Localizations as free, finite rank modules - MathOverflow

Localizations as free, finite rank modules

2010-07-09T09:31:59Z

Let $K$ be a algebraic number field of degree $n$ over $\mathbb{Q}$, and $O$ its ring of integers. Let $P$ be a prime ideal of $O$ and $(p)=P \cap \mathbb{Z}$. Is it true that the localization $O_{P}$ is a rank $n$ free module over $\mathbb{Z}_{(p)}$ (the localization of $\mathbb{Z}$ at $(p)$) if and only if $P$ is the only prime above $(p)$?

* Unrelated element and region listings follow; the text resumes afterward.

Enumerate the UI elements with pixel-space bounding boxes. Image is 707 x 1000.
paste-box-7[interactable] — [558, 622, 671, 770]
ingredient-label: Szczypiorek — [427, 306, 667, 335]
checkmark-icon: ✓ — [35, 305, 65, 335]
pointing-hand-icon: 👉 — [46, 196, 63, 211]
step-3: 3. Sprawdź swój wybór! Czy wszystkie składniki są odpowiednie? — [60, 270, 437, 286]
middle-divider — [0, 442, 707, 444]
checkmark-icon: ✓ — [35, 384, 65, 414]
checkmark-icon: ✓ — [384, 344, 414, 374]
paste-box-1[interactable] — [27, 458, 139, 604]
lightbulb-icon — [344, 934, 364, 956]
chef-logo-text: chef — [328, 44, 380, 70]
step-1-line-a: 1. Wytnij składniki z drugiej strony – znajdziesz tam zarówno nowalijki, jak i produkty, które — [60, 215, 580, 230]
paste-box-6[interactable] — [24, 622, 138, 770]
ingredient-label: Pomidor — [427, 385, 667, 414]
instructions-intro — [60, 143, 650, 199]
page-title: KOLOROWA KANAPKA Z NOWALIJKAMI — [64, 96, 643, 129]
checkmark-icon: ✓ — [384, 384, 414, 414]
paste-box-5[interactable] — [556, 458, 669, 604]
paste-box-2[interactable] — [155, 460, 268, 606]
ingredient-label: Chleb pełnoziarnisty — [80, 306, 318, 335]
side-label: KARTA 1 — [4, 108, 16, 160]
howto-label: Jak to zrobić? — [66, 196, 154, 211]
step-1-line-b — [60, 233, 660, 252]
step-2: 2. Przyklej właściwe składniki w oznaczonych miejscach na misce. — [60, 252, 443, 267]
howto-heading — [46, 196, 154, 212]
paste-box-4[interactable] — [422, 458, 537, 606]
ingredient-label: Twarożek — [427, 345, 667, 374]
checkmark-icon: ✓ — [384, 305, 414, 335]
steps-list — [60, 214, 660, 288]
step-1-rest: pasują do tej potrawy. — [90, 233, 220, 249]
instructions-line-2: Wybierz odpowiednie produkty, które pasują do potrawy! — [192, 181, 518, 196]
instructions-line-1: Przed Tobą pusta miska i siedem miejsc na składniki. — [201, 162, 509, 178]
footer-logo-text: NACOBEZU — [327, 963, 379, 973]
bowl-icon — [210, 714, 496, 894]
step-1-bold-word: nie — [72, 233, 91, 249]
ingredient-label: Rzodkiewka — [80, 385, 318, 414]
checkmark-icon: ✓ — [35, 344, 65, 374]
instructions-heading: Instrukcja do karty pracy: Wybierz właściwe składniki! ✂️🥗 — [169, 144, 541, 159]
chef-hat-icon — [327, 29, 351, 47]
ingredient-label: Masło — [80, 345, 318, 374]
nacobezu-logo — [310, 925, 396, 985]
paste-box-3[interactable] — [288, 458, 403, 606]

Answer by Georges Elencwajg for Localizations as free, finite rank modules

2010-07-09T10:43:58Z

Dear Pedro, actually the localization $O_p$ is always free of rank $n$ over $\mathbb Z_{(p)}$, independently of the number of primes above $p$.The reason is that

a) $O_p$ is of finite type and torsionless over $\mathbb Z_{(p)}$

b) $\mathbb Z_{(p)}$ is a principal ideal domain (PID for those in a hurry)

A reference for these facts is the elegant little book by Samuel, Algebraic Theory of Numbers, inspired by a draft for Bourbaki, but written in a much more, hum how shall I say, friendly style.

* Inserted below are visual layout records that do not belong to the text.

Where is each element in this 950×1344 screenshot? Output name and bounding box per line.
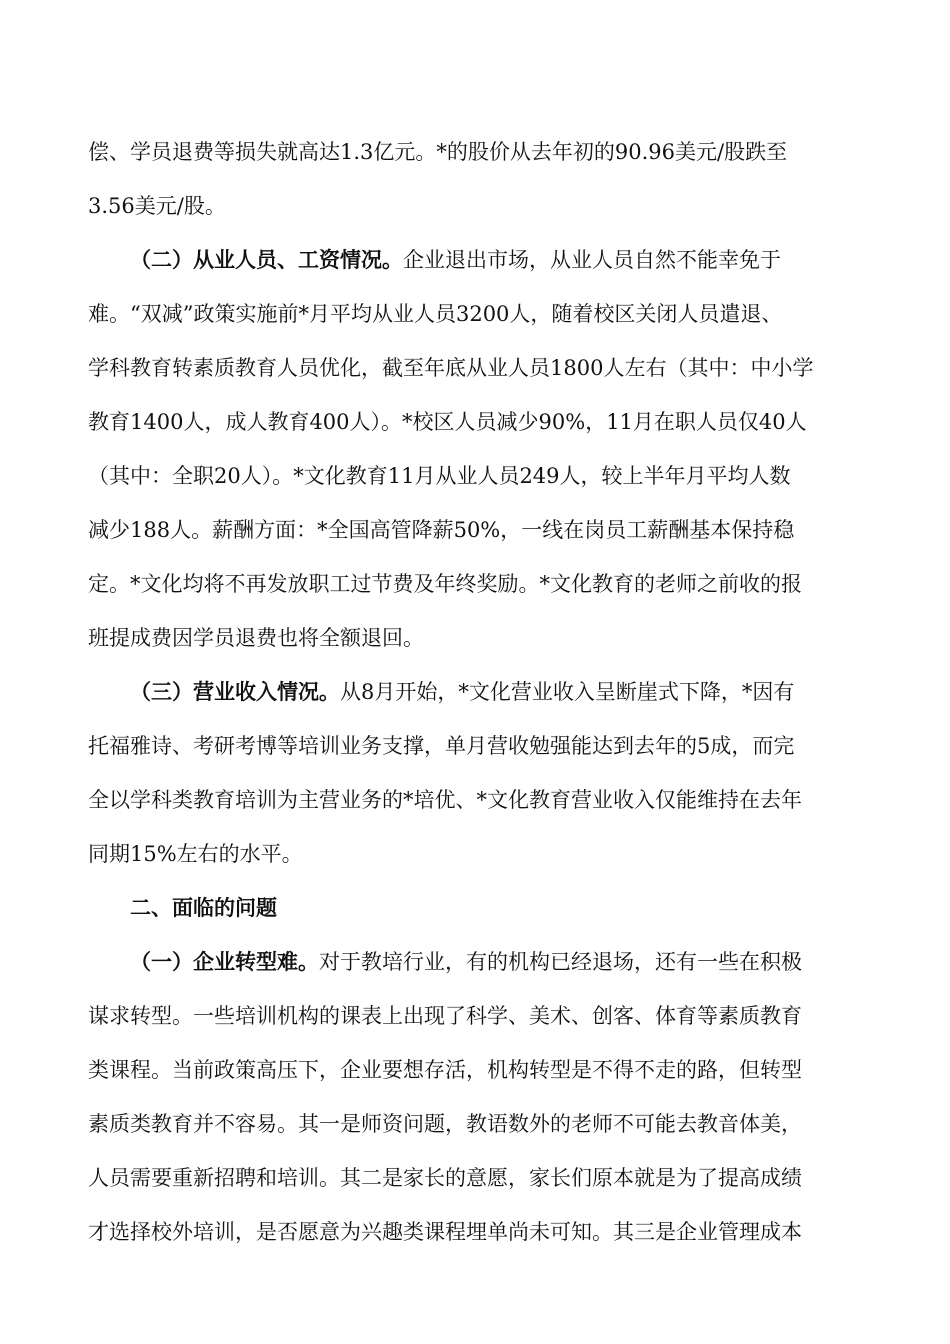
paragraph-heading: （一）企业转型难。 <box>130 949 319 974</box>
body-line-text: 3.56美元/股。 <box>88 194 226 218</box>
body-line-text: 学科教育转素质教育人员优化，截至年底从业人员1800人左右（其中：中小学 <box>88 356 814 380</box>
body-line <box>88 827 850 881</box>
body-line-text: 定。*文化均将不再发放职工过节费及年终奖励。*文化教育的老师之前收的报 <box>88 572 802 596</box>
body-line-text: 从8月开始，*文化营业收入呈断崖式下降，*因有 <box>340 680 795 704</box>
body-line <box>88 989 850 1043</box>
body-line-text: （其中：全职20人）。*文化教育11月从业人员249人，较上半年月平均人数 <box>88 464 791 488</box>
section-title-text: 二、面临的问题 <box>130 895 277 920</box>
body-line-text: 才选择校外培训，是否愿意为兴趣类课程埋单尚未可知。其三是企业管理成本 <box>88 1220 802 1244</box>
body-line <box>88 1205 850 1259</box>
body-line-text: 教育1400人，成人教育400人）。*校区人员减少90%，11月在职人员仅40人 <box>88 410 807 434</box>
body-line <box>88 773 850 827</box>
body-line <box>0 125 850 179</box>
body-line-text: 同期15%左右的水平。 <box>88 842 303 866</box>
body-line-text: 减少188人。薪酬方面：*全国高管降薪50%，一线在岗员工薪酬基本保持稳 <box>88 518 795 542</box>
body-line-text: 素质类教育并不容易。其一是师资问题，教语数外的老师不可能去教音体美， <box>88 1112 802 1136</box>
body-line-text: 企业退出市场，从业人员自然不能幸免于 <box>403 248 781 272</box>
body-line <box>88 179 850 233</box>
body-line-text: 难。“双减”政策实施前*月平均从业人员3200人，随着校区关闭人员遣退、 <box>88 302 783 326</box>
body-line <box>88 449 850 503</box>
body-line <box>88 611 850 665</box>
body-line-text: 全以学科类教育培训为主营业务的*培优、*文化教育营业收入仅能维持在去年 <box>88 788 802 812</box>
body-line-text: 班提成费因学员退费也将全额退回。 <box>88 626 424 650</box>
body-line <box>88 1097 850 1151</box>
body-line <box>88 719 850 773</box>
body-line <box>88 1151 850 1205</box>
body-line-text: 谋求转型。一些培训机构的课表上出现了科学、美术、创客、体育等素质教育 <box>88 1004 802 1028</box>
paragraph-first-line <box>130 935 850 989</box>
body-line <box>88 395 850 449</box>
body-line <box>88 341 850 395</box>
body-line <box>88 503 850 557</box>
body-line <box>88 557 850 611</box>
section-title <box>130 881 850 935</box>
paragraph-heading: （三）营业收入情况。 <box>130 679 340 704</box>
body-line-text: 人员需要重新招聘和培训。其二是家长的意愿，家长们原本就是为了提高成绩 <box>88 1166 802 1190</box>
paragraph-first-line <box>130 665 850 719</box>
body-line-text: 对于教培行业，有的机构已经退场，还有一些在积极 <box>319 950 802 974</box>
paragraph-heading: （二）从业人员、工资情况。 <box>130 247 403 272</box>
body-line-text: 偿、学员退费等损失就高达1.3亿元。*的股价从去年初的90.96美元/股跌至 <box>88 140 788 164</box>
body-line-text: 托福雅诗、考研考博等培训业务支撑，单月营收勉强能达到去年的5成，而完 <box>88 734 795 758</box>
body-line-text: 类课程。当前政策高压下，企业要想存活，机构转型是不得不走的路，但转型 <box>88 1058 802 1082</box>
body-line <box>88 1043 850 1097</box>
paragraph-first-line <box>130 233 850 287</box>
body-line <box>88 287 850 341</box>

Edit Although what I wrote is (I hope) correct, it doesn't answer Pedro's question: he asked about $O_P$ and I answered about $ O_p$, as Keenan very politely commented. My sincerest apologies to Pedro and MathOverflow. However, as my friend Manuel Ojanguren remarked in order to to comfort me, if there is only one prime over $p$, then $O_p$ coincides with $O_P$ and we get that $O_P$ is finitely generated over $\mathbb Z_p$, which is one implication in the equivalence conjectured by Pedro.

Answer by Keenan Kidwell for Localizations as free, finite rank modules

2010-07-09T12:46:21Z

Well, if $P$ is not the only prime above $p$, then $O_P$ cannot be a finitely-generated $\mathbb{Z}_{(p)}$-module for the following reason. Suppose $Q$ is another prime ideal above $p$ and select $\beta\in Q\setminus P$. Then $\beta^{-1}\in O_P$. If $O_P$ were finitely-generated as a module over $\mathbb{Z}_{(p)}$ , then it would be integral over $\mathbb{Z}_{(p)}$ , and hence would be contained in the integral closure of $\mathbb{Z}_{(p)}$ in $K$, which is $O_p$. But then $\beta^{-1}\in O_p$, so $1/\beta=\alpha/m$ for some integer $m$ not divisible by $p$. This means that $m=\alpha\beta\in Q$, whence $m\in Q\cap\mathbb{Z}=(p)$, a contradiction.